Essa análise do Lúcio Flávio Pinto pode até parecer pesada, mas não é. Por conta do seu lado autoritário almirista, tem-se um quê de explicação: é que AG ficou propositalmente encastelado no palácio e negou seu passado, conseqüentemente, deixou de perceber, como exemplo gritante, que a superação da pobreza como insuficiência de desenvolvimento no Pará exige, para além da responsabilidade fiscal, de conhecimento da máquina e de poder. Exige, portanto, estímulo ao esforço político coletivo na consecução de ações de interesse público e a participação política dos cidadãos em um novo modelo de governança. Foi aí e assim que AG pautou seus governos: concentrando apenas no ideal de seu autoritário devir político e pouco (ou quase nada) ouvindo seus aliados e, principalmente, a sociedade civil.

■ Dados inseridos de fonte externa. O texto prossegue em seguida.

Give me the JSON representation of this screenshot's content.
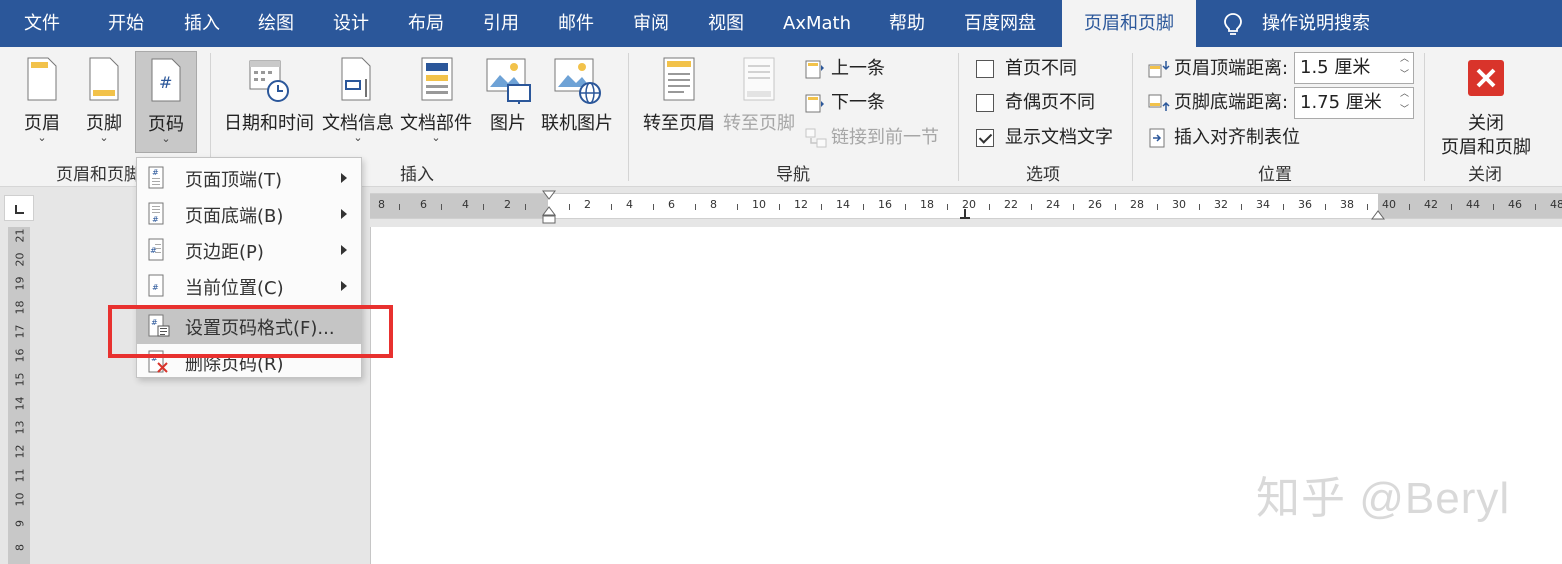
{
  "tabs": [
    {
      "label": "文件"
    },
    {
      "label": "开始"
    },
    {
      "label": "插入"
    },
    {
      "label": "绘图"
    },
    {
      "label": "设计"
    },
    {
      "label": "布局"
    },
    {
      "label": "引用"
    },
    {
      "label": "邮件"
    },
    {
      "label": "审阅"
    },
    {
      "label": "视图"
    },
    {
      "label": "AxMath"
    },
    {
      "label": "帮助"
    },
    {
      "label": "百度网盘"
    },
    {
      "label": "页眉和页脚"
    }
  ],
  "search": {
    "label": "操作说明搜索",
    "icon": "lightbulb-icon"
  },
  "ribbon": {
    "group_hf": {
      "label": "页眉和页脚",
      "header_btn": "页眉",
      "footer_btn": "页脚",
      "pagenum_btn": "页码",
      "pagenum_icon_text": "#"
    },
    "group_insert": {
      "label": "插入",
      "datetime": "日期和时间",
      "docinfo": "文档信息",
      "docparts": "文档部件",
      "picture": "图片",
      "onlinepic": "联机图片"
    },
    "group_nav": {
      "label": "导航",
      "goto_header": "转至页眉",
      "goto_footer": "转至页脚",
      "prev": "上一条",
      "next": "下一条",
      "link_prev": "链接到前一节"
    },
    "group_options": {
      "label": "选项",
      "diff_first": "首页不同",
      "diff_first_checked": false,
      "diff_oddeven": "奇偶页不同",
      "diff_oddeven_checked": false,
      "show_doc_text": "显示文档文字",
      "show_doc_text_checked": true
    },
    "group_position": {
      "label": "位置",
      "header_top": "页眉顶端距离:",
      "header_top_value": "1.5 厘米",
      "footer_bottom": "页脚底端距离:",
      "footer_bottom_value": "1.75 厘米",
      "insert_align_tab": "插入对齐制表位"
    },
    "group_close": {
      "label": "关闭",
      "close_btn_line1": "关闭",
      "close_btn_line2": "页眉和页脚",
      "close_color": "#d9342b"
    }
  },
  "ruler": {
    "left_numbers": [
      "8",
      "6",
      "4",
      "2"
    ],
    "right_numbers": [
      "2",
      "4",
      "6",
      "8",
      "10",
      "12",
      "14",
      "16",
      "18",
      "20",
      "22",
      "24",
      "26",
      "28",
      "30",
      "32",
      "34",
      "36",
      "38",
      "40",
      "42",
      "44",
      "46",
      "48"
    ],
    "vertical_numbers": [
      "21",
      "20",
      "19",
      "18",
      "17",
      "16",
      "15",
      "14",
      "13",
      "12",
      "11",
      "10",
      "9",
      "8"
    ]
  },
  "dropdown": {
    "items": [
      {
        "label": "页面顶端(T)",
        "has_submenu": true
      },
      {
        "label": "页面底端(B)",
        "has_submenu": true
      },
      {
        "label": "页边距(P)",
        "has_submenu": true
      },
      {
        "label": "当前位置(C)",
        "has_submenu": true
      },
      {
        "label": "设置页码格式(F)...",
        "has_submenu": false,
        "highlighted": true
      },
      {
        "label": "删除页码(R)",
        "has_submenu": false
      }
    ]
  },
  "watermark": "知乎 @Beryl",
  "colors": {
    "accent": "#2b579a",
    "highlight_box": "#e8312f"
  }
}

Certa vez, na condição de dirigente do PPS, em 1996, eu tive oportunidade de participar de uma reunião que ele promoveu com seus partidos aliados. Aliás, uma das raras (!) reuniões deste tipo. Nessa reunião, AG, numa posição imperial, disse aos seus aliados (ou melhor, seus subalternos) que ele era o epicentro da governabilidade (até aí tudo bem), mas completou dizendo: “e que vocês [ditos aliados] têm que me fornecer carta branca”. É que AG queria fazer tudo com toda aquiescência dos aliados sem no mínimo dialogar com os próprios aliados. O debate (sic) do orçamento do Estado era um dos pontos dessa carta branca e o outro era exigir (!) a maioria parlamentar na Assembléia Legislativa..

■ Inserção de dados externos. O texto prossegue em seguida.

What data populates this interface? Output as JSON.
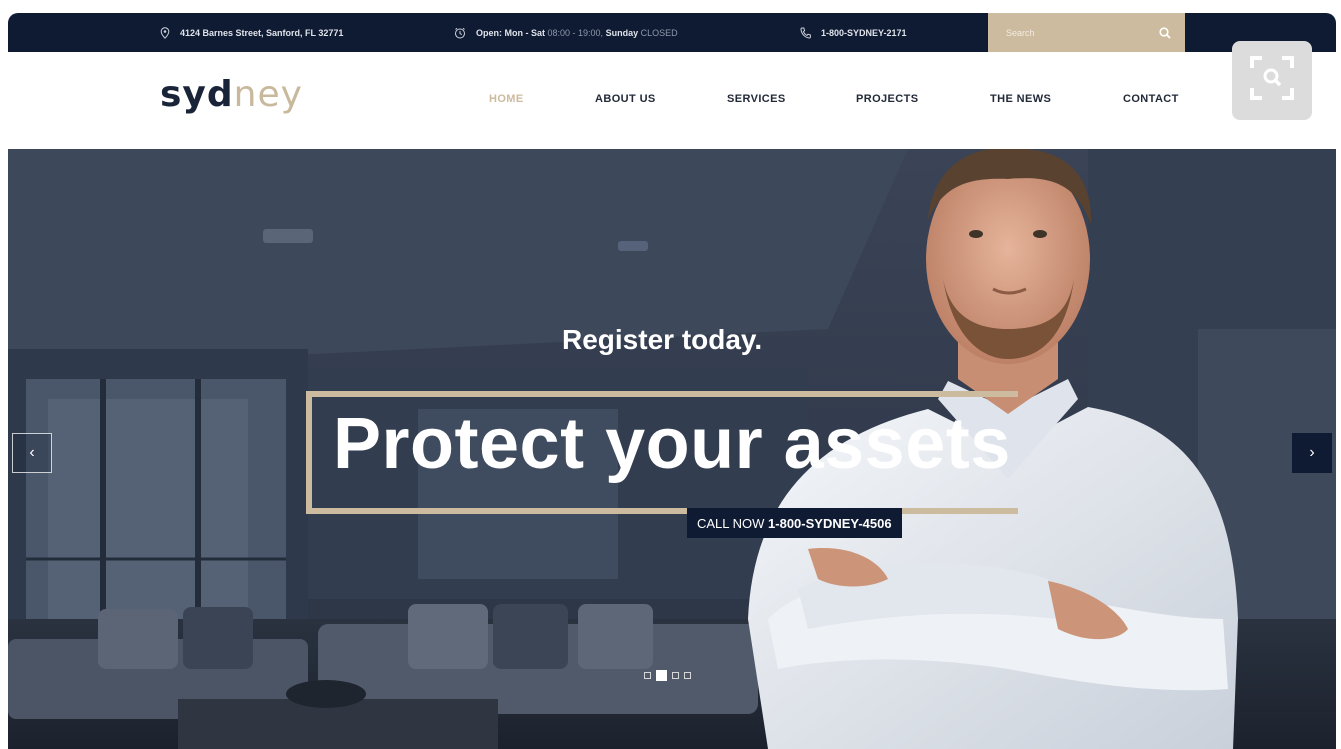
{
  "topbar": {
    "address": "4124 Barnes Street, Sanford, FL 32771",
    "hours_open": "Open: Mon - Sat",
    "hours_time": "08:00 - 19:00,",
    "hours_sunday": "Sunday",
    "hours_closed": "CLOSED",
    "phone": "1-800-SYDNEY-2171",
    "search_placeholder": "Search"
  },
  "header": {
    "logo_part1": "syd",
    "logo_part2": "ney",
    "nav": [
      {
        "label": "HOME",
        "active": true
      },
      {
        "label": "ABOUT US",
        "active": false
      },
      {
        "label": "SERVICES",
        "active": false
      },
      {
        "label": "PROJECTS",
        "active": false
      },
      {
        "label": "THE NEWS",
        "active": false
      },
      {
        "label": "CONTACT",
        "active": false
      }
    ]
  },
  "hero": {
    "subtitle": "Register today.",
    "title": "Protect your assets",
    "cta_prefix": "CALL NOW ",
    "cta_phone": "1-800-SYDNEY-4506",
    "prev_arrow": "‹",
    "next_arrow": "›",
    "slides_count": 4,
    "active_slide": 2
  },
  "colors": {
    "navy": "#0f1b33",
    "gold": "#cdbb9f",
    "white": "#ffffff"
  },
  "icons": [
    "location-icon",
    "clock-icon",
    "phone-icon",
    "search-icon",
    "zoom-search-icon",
    "chevron-left-icon",
    "chevron-right-icon"
  ]
}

Igualmente com um caráter monopolizador, AG quando optou apenas por políticas de alianças táticas e utilitaristas teve apenas como modelo um produto de decisões unilaterais desse governo. Muitos de suas ações foi implantada por decreto, de modo voluntarista, sem ao mínimo (ou pelo menos) discutir com seus aliados. Em grade parte seu governo não foi fruto de uma ampla negociação política, que deveria conduzir a uma autêntica aliança pelo Estado, a um novo contrato social, que fosse capaz de assegurar o crescimento com estabilidade e democratização, num Pará totalmente marcado por violência e supressão social e econômica.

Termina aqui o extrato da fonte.